Imprensa é oposição. O resto é armazém de secos e molhados."

(Millôr Fernandes)

terça-feira, 26 de março de 2013

Brocotó

Terça, 26 de março de 2013
Por Ivan de Carvalho
Não existe a menrs dúvida de que, entre os 513 deputados, há, aparentemente, dezenas deles melhor preparados para presidir a Comissão de Direitos Humanos e Minorias da Câmara do que o pastor Marco Feliciano, cuja presença e continuação no cargo foram ontem consideradas inaceitáveis em nota divulgada pela Anistia Internacional.

Mas também não existe a menor dúvida de que há dezenas e dezenas de deputados pior preparados do que ele para presidir a Comissão de Direitos Humanos e Minorias e, nessas dezenas e dezenas, destaco todos aqueles adeptos de ideologias ou desengonçados ideários autoritários, bem como os adeptos do poder autoritário por si mesmo, sem preocupação com utopias, do tipo Idi Amin Dada, Somoza e chega, pois se persisto gasto todo o espaço.
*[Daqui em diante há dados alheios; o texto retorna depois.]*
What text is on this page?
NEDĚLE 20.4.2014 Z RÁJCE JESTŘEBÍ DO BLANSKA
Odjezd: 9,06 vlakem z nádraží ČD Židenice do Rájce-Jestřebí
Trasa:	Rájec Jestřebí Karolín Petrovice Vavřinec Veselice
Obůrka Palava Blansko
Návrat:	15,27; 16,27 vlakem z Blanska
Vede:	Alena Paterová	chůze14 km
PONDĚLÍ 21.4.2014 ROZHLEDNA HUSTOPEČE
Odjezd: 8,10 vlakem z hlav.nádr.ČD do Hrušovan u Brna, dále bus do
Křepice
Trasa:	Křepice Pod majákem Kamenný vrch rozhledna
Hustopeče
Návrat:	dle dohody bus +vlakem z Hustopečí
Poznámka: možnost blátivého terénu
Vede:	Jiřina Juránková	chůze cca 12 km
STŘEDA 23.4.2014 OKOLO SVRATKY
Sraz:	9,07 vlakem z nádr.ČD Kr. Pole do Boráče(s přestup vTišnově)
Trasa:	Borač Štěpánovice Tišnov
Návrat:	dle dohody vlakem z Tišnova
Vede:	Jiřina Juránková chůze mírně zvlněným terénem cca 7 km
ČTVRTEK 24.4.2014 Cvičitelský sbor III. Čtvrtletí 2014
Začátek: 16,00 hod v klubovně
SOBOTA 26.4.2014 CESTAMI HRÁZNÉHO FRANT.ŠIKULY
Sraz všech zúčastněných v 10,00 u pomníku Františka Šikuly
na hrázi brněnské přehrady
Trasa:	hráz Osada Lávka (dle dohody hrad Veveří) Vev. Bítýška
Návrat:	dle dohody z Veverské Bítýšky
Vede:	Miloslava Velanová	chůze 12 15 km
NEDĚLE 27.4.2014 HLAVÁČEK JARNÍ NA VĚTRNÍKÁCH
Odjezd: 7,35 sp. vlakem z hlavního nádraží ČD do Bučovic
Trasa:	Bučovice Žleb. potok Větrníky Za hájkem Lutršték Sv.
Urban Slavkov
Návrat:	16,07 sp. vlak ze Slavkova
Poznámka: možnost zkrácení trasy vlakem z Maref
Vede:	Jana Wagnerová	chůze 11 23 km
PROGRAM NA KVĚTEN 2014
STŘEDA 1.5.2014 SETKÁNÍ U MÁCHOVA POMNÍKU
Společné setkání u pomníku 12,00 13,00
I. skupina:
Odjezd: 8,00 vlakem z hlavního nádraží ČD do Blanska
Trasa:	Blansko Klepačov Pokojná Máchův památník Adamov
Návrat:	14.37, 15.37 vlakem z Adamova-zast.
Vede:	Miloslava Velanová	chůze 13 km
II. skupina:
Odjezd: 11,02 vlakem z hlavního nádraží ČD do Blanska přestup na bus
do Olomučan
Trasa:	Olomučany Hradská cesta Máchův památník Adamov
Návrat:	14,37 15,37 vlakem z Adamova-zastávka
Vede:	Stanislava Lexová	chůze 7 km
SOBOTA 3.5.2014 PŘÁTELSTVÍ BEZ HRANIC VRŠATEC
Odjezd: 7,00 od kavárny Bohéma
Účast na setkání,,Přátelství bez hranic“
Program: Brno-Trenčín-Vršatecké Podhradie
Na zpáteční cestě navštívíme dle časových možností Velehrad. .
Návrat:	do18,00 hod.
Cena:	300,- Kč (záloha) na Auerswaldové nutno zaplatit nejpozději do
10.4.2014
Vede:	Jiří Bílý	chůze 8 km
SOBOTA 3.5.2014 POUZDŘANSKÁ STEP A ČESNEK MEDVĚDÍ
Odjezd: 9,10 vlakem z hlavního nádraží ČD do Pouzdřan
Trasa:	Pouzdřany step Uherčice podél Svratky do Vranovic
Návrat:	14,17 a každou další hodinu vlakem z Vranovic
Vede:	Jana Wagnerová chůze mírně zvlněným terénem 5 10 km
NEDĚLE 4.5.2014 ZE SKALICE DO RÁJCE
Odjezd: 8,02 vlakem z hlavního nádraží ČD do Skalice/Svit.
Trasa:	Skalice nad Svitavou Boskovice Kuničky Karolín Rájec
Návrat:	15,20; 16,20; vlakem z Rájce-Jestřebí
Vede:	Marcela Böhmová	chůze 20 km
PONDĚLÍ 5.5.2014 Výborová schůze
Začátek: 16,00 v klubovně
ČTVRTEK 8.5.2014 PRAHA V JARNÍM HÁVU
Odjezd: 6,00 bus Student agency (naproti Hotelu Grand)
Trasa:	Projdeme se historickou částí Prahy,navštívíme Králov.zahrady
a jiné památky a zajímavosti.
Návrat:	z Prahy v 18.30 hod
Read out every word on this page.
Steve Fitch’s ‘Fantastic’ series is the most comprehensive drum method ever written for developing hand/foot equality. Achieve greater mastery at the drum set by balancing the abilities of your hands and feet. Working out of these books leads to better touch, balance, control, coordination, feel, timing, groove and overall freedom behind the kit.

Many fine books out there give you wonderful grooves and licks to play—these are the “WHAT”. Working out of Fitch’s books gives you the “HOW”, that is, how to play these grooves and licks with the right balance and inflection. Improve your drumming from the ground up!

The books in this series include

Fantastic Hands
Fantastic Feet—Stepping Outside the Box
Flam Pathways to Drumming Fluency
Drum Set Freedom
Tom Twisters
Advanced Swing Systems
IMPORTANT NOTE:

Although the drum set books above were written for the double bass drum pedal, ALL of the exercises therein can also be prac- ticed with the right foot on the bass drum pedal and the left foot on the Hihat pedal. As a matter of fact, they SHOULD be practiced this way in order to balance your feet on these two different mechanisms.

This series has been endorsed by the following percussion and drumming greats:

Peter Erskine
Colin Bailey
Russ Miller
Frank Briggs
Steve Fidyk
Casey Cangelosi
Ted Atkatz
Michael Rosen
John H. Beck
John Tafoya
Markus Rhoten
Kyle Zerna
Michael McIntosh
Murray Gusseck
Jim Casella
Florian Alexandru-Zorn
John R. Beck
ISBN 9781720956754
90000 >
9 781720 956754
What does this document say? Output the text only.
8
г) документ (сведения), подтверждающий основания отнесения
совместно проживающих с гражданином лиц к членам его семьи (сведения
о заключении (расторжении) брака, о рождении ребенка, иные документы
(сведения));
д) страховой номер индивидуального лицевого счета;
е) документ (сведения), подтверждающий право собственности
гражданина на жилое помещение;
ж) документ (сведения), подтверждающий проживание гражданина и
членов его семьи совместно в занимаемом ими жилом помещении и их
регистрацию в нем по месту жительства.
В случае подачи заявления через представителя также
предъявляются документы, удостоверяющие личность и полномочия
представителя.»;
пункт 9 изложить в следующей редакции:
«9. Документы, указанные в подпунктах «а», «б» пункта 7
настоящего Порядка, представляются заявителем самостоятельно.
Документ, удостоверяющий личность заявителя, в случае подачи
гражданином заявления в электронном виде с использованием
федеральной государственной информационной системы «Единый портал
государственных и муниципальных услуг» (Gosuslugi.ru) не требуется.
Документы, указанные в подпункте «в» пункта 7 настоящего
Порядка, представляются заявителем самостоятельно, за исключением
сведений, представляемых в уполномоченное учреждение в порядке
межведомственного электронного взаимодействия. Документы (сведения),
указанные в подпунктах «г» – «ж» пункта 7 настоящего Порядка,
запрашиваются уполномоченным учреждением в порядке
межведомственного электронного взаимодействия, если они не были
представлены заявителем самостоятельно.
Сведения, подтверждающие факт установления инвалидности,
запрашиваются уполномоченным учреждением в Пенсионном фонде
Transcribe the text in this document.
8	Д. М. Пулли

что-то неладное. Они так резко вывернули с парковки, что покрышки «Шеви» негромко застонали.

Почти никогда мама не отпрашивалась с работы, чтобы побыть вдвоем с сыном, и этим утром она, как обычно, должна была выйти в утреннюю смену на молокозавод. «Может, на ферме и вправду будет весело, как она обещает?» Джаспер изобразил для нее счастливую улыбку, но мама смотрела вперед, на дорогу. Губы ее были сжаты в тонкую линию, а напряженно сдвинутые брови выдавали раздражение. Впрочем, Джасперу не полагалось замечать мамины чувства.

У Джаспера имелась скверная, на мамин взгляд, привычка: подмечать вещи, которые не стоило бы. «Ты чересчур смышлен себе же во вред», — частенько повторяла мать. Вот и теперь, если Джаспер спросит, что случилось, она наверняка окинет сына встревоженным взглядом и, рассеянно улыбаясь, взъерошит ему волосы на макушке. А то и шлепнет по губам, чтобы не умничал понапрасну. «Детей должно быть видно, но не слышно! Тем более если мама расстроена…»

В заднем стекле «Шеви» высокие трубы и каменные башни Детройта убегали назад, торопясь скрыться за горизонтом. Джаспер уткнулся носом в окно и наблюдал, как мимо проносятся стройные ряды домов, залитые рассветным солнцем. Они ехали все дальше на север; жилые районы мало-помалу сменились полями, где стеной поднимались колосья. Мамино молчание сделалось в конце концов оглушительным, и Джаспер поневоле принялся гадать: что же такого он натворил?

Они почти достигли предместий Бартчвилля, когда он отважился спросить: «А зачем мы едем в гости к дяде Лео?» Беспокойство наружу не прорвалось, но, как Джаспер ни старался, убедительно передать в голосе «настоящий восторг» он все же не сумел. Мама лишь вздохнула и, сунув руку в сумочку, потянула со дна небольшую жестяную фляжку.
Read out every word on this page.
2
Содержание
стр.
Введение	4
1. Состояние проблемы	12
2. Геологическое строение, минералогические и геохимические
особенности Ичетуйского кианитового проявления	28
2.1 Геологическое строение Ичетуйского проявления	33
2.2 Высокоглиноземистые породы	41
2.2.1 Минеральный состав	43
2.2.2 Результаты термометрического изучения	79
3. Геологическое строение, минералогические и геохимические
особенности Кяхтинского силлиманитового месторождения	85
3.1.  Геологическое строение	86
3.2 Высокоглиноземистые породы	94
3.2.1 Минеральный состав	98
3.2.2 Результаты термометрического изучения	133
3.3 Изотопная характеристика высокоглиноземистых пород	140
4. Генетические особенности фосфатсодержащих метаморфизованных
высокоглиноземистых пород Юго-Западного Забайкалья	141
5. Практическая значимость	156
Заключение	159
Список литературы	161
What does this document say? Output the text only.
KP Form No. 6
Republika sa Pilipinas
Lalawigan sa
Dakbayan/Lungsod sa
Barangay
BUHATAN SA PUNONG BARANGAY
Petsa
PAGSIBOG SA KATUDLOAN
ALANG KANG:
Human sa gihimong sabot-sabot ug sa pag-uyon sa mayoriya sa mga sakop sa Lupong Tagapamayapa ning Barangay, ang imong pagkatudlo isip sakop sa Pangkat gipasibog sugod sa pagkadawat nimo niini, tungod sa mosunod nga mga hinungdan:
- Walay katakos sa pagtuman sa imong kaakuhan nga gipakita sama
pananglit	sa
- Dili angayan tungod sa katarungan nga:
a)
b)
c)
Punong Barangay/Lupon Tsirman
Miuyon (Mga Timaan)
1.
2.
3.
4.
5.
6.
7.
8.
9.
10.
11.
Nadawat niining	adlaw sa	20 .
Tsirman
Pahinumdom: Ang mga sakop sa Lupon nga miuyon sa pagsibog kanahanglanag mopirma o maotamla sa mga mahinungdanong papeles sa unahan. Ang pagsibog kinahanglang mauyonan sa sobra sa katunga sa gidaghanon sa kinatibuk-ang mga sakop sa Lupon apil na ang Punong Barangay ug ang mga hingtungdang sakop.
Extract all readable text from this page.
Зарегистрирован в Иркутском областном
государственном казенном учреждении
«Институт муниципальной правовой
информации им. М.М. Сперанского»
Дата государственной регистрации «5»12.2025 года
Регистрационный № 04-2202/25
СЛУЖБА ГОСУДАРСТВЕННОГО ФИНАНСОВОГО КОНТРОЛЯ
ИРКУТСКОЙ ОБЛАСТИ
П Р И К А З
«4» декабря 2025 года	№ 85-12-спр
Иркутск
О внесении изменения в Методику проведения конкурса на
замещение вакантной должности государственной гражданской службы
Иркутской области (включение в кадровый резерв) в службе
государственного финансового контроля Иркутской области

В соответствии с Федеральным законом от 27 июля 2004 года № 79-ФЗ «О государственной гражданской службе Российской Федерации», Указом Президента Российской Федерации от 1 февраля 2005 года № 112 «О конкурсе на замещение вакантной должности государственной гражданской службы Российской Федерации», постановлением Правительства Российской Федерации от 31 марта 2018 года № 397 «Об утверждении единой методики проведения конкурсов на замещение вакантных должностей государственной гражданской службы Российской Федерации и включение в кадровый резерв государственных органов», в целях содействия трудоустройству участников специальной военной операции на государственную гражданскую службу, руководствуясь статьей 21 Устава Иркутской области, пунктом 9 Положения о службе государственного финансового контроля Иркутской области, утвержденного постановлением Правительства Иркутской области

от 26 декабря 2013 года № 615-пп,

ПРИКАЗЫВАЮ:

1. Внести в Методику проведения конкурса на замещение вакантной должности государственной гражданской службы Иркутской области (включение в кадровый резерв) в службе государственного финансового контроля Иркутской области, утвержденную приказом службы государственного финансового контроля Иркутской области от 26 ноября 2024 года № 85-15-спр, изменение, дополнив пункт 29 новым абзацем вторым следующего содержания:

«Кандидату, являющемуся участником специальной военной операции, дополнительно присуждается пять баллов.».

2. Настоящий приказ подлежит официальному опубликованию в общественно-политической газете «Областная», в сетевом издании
Não estou atacando nem defendendo o pastor Marco Feliciano, até porque existem pessoas e organizações com muito mais influência que este jornalista para fazer as duas coisas. Para atacar e pedir seu afastamento do cargo de presidente da comissão está aí a Anistia Internacional, uma organização reconhecidamente séria e influente, à qual se somam organizações LGBT e vários parlamentares, sob a voz de comando de Jean Willis, que recebeu a adesão até do presidente da Câmara dos Deputados, Henrique Eduardo Alves.

Para defender o deputado-pastor do PSC e sua permanência no cargo, tomo a liberdade de fazer duas sugestões. A primeira, a presidente Dilma Rousseff, para quem em 2010 Marco Feliciano fez entusiasmada campanha junto às ovelhas que pastoreia. Em nenhum momento seu apoio foi considerado inconveniente pela candidata a presidente ou por seu partido. A segunda sugestão é a de que o PT cerre fileiras em defesa do representante do PSC (partido aliado) na presidência da Comissão de Direitos Humanos e Minorias.

Não tanto porque o PSC seja um partido aliado. Mas em gratidão ao apoio dado à candidata Dilma Rousseff por Feliciano. A ingratidão é um sentimento muito mau. Além disso, o pastor só está presidindo a comissão porque o PT abriu mão de indicar o presidente dela em favor do PSC, em um acordo. E o PSC, pimba: indicou o pastor Marco Feliciano, que a maioria dos membros da comissão, apesar dos protestos de alguns membros e de protestos de outras origens, elegeu.

O presidente da Câmara, Henrique Eduardo Alves, do PMDB, deu “prazo” até hoje para o PSC, partido que indicou o deputado-pastor para o cargo, resolver o problema, o que, a rigor, só poderia ser feito por três modos: mediante convencimento de Marco Feliciano a renunciar à presidência da comissão; mediante a anulação da eleição (11 votos no total de 18) pelo Supremo Tribunal Federal (ninguém, jurista, oponente ou antipatizante até agora sugeriu uma fundamentação constitucional ou jurídica viável); e mediante morte.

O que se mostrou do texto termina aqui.